IC Research, the analytical arm of IC Securities, has highlighted in its report that Ghana’s fiscal adjustment is underway, with the country recording a lower-than-targeted primary deficit in the first quarter of 2023.
This encouraging result, as stated by the research firm, shows the government’s efforts to rein in spending and rebalance the budget.
In the first quarter of 2023, Ghana recorded a primary deficit of 596 million (0.1% of GDP), compared to the target deficit of 4.6 billion (0.6 percent of GDP). This outcome indicated that fiscal consolidation measures are beginning to take effect, albeit through expenditure controls rather than the revenue-based consolidation envisioned in the 2023 budget.
The revenue and expenditure dynamics revealed that the fiscal adjustment in quarter one of 2023 was largely driven by expenditure controls instead of the revenue-based consolidation envisaged in the 2023 budget.
In terms of revenue dynamics, total revenue and grants in Q1 2023 amounted to ¢26.0 billion (3.3% of GDP), falling short of the target by 0.9% of GDP. Total expenditure amounted to ¢32.7 billion (4.1% of GDP), sufficiently below the target of ¢52.1 billion and supported the faster-than-expected compression in the budget deficit.

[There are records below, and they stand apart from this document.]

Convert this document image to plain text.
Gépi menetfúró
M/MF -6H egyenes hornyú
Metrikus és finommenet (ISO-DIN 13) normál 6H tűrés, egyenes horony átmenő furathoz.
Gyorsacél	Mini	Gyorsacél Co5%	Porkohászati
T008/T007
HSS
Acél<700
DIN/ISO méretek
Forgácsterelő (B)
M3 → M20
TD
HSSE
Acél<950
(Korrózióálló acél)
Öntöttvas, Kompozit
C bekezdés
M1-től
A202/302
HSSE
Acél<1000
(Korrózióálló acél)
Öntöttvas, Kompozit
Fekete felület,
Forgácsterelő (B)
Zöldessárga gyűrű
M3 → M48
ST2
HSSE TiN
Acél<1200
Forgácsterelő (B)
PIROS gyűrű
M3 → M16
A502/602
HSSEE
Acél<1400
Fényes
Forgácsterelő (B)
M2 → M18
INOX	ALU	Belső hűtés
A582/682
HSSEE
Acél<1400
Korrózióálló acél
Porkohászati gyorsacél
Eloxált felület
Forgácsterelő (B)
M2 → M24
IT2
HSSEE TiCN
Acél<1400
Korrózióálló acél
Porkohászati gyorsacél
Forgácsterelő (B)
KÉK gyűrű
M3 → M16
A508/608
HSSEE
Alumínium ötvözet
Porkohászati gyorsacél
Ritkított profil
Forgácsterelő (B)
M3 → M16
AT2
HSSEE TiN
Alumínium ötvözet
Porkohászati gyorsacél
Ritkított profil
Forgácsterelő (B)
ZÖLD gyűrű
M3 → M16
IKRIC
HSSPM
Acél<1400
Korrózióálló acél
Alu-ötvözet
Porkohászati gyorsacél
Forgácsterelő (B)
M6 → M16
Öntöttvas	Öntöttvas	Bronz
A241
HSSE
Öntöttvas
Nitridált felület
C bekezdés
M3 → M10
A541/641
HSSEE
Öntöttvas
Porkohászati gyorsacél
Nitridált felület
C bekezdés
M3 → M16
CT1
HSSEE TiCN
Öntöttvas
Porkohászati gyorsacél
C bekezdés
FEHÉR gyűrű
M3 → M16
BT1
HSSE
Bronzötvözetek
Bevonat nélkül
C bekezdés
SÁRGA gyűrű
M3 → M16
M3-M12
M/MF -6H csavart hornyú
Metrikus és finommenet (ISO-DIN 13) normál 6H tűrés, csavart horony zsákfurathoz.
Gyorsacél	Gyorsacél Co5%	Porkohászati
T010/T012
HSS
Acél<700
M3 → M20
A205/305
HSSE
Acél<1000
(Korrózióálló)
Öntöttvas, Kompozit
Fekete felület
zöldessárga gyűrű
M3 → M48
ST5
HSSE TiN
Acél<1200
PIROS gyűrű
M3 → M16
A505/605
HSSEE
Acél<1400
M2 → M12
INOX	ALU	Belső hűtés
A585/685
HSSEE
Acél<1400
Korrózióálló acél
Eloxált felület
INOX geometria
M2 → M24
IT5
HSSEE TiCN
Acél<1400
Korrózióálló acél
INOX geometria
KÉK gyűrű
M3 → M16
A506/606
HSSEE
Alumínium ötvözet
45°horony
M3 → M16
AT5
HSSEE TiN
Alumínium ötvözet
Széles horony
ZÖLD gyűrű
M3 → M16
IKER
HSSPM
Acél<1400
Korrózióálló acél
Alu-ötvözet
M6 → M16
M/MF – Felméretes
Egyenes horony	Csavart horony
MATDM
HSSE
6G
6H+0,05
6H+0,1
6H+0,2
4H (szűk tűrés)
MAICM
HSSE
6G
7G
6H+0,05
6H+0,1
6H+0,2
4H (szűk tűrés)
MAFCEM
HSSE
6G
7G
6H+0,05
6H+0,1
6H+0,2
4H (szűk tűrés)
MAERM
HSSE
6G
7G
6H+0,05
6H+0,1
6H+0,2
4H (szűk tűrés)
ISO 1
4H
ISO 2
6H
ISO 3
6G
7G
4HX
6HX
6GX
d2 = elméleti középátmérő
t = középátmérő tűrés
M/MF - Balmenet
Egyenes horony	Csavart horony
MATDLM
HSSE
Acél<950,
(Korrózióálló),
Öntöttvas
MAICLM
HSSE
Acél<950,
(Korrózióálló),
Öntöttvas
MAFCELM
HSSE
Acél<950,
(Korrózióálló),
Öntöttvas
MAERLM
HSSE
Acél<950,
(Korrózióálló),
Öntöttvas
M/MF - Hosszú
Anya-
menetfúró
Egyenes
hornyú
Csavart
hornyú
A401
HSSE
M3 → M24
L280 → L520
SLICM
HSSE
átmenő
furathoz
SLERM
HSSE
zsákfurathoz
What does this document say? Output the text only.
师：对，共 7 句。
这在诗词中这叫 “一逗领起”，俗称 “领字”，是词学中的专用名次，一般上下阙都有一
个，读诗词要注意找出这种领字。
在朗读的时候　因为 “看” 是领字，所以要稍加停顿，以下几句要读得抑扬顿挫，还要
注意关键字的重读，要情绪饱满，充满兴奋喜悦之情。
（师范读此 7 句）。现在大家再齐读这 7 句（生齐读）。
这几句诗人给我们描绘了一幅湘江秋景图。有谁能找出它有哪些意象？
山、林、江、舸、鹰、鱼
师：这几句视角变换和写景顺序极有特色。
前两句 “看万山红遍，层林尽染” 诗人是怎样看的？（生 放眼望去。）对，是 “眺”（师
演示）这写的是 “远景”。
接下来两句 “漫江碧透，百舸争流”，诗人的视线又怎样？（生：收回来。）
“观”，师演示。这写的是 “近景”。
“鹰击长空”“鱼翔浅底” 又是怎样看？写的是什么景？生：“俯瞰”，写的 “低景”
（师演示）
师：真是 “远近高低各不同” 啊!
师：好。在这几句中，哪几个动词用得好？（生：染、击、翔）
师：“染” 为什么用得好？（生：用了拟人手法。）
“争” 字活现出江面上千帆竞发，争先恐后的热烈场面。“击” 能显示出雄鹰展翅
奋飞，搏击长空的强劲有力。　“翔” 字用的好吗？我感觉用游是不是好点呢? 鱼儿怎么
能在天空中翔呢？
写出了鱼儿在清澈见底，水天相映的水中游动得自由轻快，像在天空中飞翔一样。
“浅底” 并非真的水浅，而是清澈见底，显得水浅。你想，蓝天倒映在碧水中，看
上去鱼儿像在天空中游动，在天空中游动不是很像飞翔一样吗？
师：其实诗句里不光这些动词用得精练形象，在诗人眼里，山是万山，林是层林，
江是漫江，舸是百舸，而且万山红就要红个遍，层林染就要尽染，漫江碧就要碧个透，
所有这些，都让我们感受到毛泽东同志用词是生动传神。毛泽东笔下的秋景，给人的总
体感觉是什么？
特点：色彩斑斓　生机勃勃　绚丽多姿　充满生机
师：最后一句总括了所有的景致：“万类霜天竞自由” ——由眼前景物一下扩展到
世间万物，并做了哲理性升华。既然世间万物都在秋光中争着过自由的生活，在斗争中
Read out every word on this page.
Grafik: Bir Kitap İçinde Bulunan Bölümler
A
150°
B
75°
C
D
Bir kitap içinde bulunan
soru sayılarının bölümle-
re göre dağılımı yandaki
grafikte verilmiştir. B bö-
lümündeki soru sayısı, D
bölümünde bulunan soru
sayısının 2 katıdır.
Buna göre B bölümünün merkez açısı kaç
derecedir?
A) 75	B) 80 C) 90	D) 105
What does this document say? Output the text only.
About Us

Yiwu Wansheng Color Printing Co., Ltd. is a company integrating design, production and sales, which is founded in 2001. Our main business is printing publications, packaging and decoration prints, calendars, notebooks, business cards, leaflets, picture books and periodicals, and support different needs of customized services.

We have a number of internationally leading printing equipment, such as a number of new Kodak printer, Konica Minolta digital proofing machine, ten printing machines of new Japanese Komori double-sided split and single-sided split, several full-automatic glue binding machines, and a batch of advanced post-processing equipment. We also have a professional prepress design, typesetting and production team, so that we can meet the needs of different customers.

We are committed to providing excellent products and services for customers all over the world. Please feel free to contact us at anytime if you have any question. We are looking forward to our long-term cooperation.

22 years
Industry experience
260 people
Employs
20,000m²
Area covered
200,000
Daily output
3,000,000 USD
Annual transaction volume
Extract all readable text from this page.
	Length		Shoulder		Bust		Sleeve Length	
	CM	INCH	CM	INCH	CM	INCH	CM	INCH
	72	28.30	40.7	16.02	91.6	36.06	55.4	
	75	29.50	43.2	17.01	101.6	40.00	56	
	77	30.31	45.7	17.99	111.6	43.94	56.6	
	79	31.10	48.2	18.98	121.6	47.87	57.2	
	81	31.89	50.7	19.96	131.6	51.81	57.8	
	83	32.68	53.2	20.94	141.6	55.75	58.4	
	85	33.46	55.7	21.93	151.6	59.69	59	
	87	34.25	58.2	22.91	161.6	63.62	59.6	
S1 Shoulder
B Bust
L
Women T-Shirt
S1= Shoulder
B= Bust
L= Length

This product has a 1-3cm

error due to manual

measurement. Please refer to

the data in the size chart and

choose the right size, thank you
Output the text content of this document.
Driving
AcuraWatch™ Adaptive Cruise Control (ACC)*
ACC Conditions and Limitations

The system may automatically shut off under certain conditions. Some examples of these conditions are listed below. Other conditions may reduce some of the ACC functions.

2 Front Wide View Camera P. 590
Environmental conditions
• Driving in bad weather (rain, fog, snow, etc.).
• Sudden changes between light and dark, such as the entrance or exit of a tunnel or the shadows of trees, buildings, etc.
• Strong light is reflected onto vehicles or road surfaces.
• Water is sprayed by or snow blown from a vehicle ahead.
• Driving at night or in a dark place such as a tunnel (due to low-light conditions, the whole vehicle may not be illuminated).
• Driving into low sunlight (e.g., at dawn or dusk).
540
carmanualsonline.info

The Treasury’s budget execution for the first 3- months of 2023 showed a lower overall fiscal deficit of ¢6.7 billion (0.8% of GDP) against a target of 2.3% in quarter 1, 2023.
“Specifically, we observed a year-on-year fiscal adjustment equivalent to 0.8% of GDP as the primary deficit narrowed to 0.1% of GDP in quarter 1, 2023 compared to the target of -0.6% and outturn of -0.9% in quarter 1, 2022.”
IC Securities
Furthermore, it said “We attribute the ¢19.4 billion (2.3% of GDP) spending suppression to the impact of the Domestic Debt Exchange (DDE) and the suspension of external debt service.”
Revenue Declines Attributed To Difficulties With Tax Administration
In line with falling revenue, IC Research ascribed it to ongoing issues with tax administration and compliance, as well as a slowing in economic activity.
“We also believe the adverse impact of the DDEP on banks’ financial results exerted a negative spillover to tax obligations toward the Treasury. In our view, the weakening economic activity and the medium-term impact of the DDEP on banks’ financial position will pose a downside risk to the Treasury’s plan for a revenue-based fiscal adjustment.”
IC Securities
While the reduction in the primary deficit indicates progress, it is crucial for Ghana to address the underlying issues affecting revenue generation.
A comprehensive and sustainable approach is needed to ensure the government’s revenue-based fiscal adjustment remains on track and can support long-term fiscal stability.
IC Securities has urged the government of Ghana to carefully navigate these obstacles to maintain its fiscal discipline and promote a conducive environment for economic growth and stability.